她点开第一个文件——手机拍摄的铅笔草图,画面模糊,但能看出是窗棂结构的初步构想。照片的EXIF信息显示拍摄时间:三年零七个月前。
第二个文件是扫描的手绘稿,日期是三年零六个月前。线条比速写本上的更粗糙,但廓形已经确立。
第三个、第四个、第五个……每一张都比前一张更接近速写本上的版本,但每个阶段的调整痕迹都清晰可见。
“速写本上的版本是我创作过程中的第六版草图,时间是两年零四个月前。而我的云端备份里,从第一版到第五版都有记录,时间跨度从三年零七个月前到两年零八个月前。

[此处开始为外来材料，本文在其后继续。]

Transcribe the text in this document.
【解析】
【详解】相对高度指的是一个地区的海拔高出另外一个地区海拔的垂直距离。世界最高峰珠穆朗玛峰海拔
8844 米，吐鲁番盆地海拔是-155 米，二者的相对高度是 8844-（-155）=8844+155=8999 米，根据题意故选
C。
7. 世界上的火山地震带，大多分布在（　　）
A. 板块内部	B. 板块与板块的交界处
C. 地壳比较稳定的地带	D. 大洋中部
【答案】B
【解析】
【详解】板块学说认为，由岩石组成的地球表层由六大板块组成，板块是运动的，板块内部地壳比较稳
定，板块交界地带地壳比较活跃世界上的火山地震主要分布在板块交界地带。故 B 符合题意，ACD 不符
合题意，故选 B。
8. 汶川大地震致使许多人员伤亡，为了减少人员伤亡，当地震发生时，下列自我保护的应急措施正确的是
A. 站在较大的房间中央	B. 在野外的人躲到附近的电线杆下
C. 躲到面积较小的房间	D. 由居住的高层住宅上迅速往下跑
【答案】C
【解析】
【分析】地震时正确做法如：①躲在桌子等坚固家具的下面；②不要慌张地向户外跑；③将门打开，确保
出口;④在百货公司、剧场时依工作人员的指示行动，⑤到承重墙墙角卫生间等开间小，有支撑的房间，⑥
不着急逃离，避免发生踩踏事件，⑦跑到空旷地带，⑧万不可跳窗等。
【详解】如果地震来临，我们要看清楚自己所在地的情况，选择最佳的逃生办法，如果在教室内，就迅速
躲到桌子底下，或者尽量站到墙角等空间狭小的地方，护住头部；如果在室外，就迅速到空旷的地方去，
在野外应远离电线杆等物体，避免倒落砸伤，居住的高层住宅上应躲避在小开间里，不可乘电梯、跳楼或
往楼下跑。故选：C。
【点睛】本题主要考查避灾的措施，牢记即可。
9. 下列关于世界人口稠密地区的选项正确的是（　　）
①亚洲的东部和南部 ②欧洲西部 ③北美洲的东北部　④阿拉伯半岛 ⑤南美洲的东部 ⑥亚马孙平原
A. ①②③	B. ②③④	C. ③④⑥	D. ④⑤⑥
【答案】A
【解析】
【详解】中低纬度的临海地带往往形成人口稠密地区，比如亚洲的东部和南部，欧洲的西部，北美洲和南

”她翻到最后一个文件——一个视频,录的是她在工作室里调整面料小样的过程,镜头扫过桌上的设计稿,和速写本上的版本一模一样。视频的上传时间是两年零三个月前。
全场再次安静。这次的安静和刚才不同——刚才是不安,现在是确认。
温若关掉投影,转向评审席:“我的作品是我自己的。每一根线都是。”
掌声响起来,稀稀落落,然后越来越密。
那个男人合上速写本,站起来。他的表情仍然没有太大变化,只是点了点头:“抱歉。但我必须这么做。”
比赛继续进行。温若回到后台,姜糖冲上来抱住她:“姐你吓死我了!那个人是谁啊?他从哪搞到你速写本的?”

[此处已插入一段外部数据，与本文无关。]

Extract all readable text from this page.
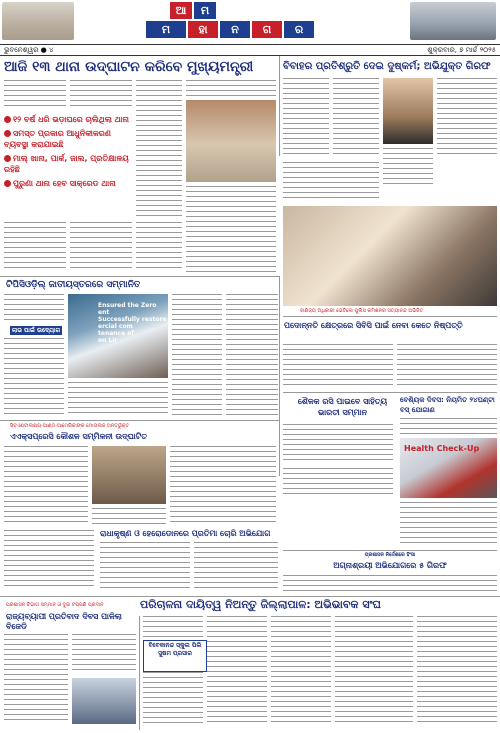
ଆ	ମ
ମ	ହା	ନ	ଗ	ର
ଭୁବନେଶ୍ୱର ● ୪	ଶୁକ୍ରବାର, ୭ ମାର୍ଚ୍ଚ ୨୦୨୫
ଆଜି ୧୩ ଥାନା ଉଦ୍‌ଘାଟନ କରିବେ ମୁଖ୍ୟମନ୍ତ୍ରୀ	ବିବାହର ପ୍ରତିଶ୍ରୁତି ଦେଇ ଦୁଷ୍କର୍ମ; ଅଭିଯୁକ୍ତ ଗିରଫ
୧୨ ବର୍ଷ ଧରି ଭଡ଼ାଘରେ ଚାଲିଥିଲା ଥାନା
ସମସ୍ତ ପ୍ରକାର ଆଧୁନିକୀକରଣ ବ୍ୟବସ୍ଥା କରାଯାଇଛି
ମାଲ୍ ଖାନା, ପାର୍କ, ଜାଲ, ପ୍ରତିକ୍ଷାଳୟ ରହିଛି
ପୁରୁଣା ଥାନା ହେବ ସାକ୍ରେଡ ଥାନା
ବାଣିଜ୍ୟ ଅଧିକାରୀ ଭେଟିଲେ ପୁଲିସ କମିଶନର ସତ୍ୟାନନ୍ଦ ଅଭିଜିତ
ଟିପିସିଓଡ଼ିଲ୍ ଜାତୀୟସ୍ତରରେ ସମ୍ମାନିତ
ଲାଭ ପାଇଁ ଉଦ୍ୟୋଗ
Ensured the Zero ent
Successfully restore
ercial com
tenance of
on Lir
ପଦୋନ୍ନତି କ୍ଷେତ୍ରରେ ସିବିସି ପାଇଁ ନେବା କେତେ ନିଷ୍ପତ୍ତି
ବେଶ୍ୟିକ ଦିବସ: ନିୟମିତ ୨୪ଘଣ୍ଟା ବସ୍ ଯୋଗାଣ
ଶୈଳକ ରସି ପାଇବେ ସାହିତ୍ୟ ଭାରତୀ ସମ୍ମାନ
Health Check-Up
ସିବଏଣ୍ଟାଲକ୍ଷ୍ୟ-ଆଣ୍ଡ-ଆମେରିକାଙ୍କ ମୋତାଲଜ ଅନ୍ତର୍ଭୁକ୍ତ
ଏଏକ୍ସପ୍ରେସି କୌଶଳ ସମ୍ମିଳନୀ ଉଦ୍‌ଘାଟିତ
ପ୍ରଶାସନ ନିର୍ଦ୍ଦେଶରେ ହିଂସା
ଅଗ୍ନାଶ୍ରୟୀ ଅଭିଯୋଗରେ ୫ ଗିରଫ
ରାଧାକୃଷ୍ଣ ଓ ହେରୋଡୋନରେ ପ୍ରତିମା ଚୋରି ଅଭିଯୋଗ
ପରିଚାଳନା ଦାୟିତ୍ୱ ନିଅନ୍ତୁ ଜିଲ୍ଲାପାଳ: ଅଭିଭାବକ ସଂଘ
ପ୍ରଶାସନ ବିଭାଗ ସମ୍ମାନ ଓ ଦୁଇ ଟପ୍ପଣି ପ୍ରଦାନ
ରାଜ୍ୟବ୍ୟାପୀ ପ୍ରତିବାଦ ଦିବସ ପାଳିଲା ବିଜେଡି
ବିବେକାନନ୍ଦ ସ୍କୁଲ ପିଲି ସୁଷମ ପ୍ରସାର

温若没有回答。她靠在化妆台边,手还在微微发抖——不是因为刚才的指控,而是因为那本速写本。她以为丢了就再也见不到了的东西,突然出现在一个陌生男人手里,被当成指控她的证据。
而那个男人说“我必须这么做”。
什么意思?
比赛结果公布。温若拿了金奖,但她在颁奖时全程心不在焉。奖杯很沉,她的心思更沉。
散场后,她在停车场找到了那个男人。
他靠在车门边,像是专门在等她。手里还拿著那本速写本。
温若走过去,站在他面前。两个人隔著不到一米的距离,她能闻到他身上淡淡的松木味。
“还我。”她伸出手。
他把速写本递给她。温若接过来,指尖触到磨损的封面——那些痕迹不是这两年留下的,是她大学时期每天翻看、摩擦出来的。她攥紧书脊,指节泛白。
“你是谁?为什么我的速写本在你手里?”
“沈砚。”他说,“纤维艺术家。这本速写本是我大四那年在一场联展上捡到的,夹在展厅的椅子缝里。我花了两天找到你的学校和名字,但你已经毕业了,联系方式全部失效。”
温若没有说话。她记得那场联展——她作为志愿者去帮忙布展,速写本可能就是在忙乱中从包里滑出来的。
“我翻过你的速写本。”沈砚继续说,语气像是在描述一件再正常不过的事情,“里面的设计让我……没办法忽视。我用了一年的时间,把你的构想变成了纤维作品。那些作品让我进了这个圈子。”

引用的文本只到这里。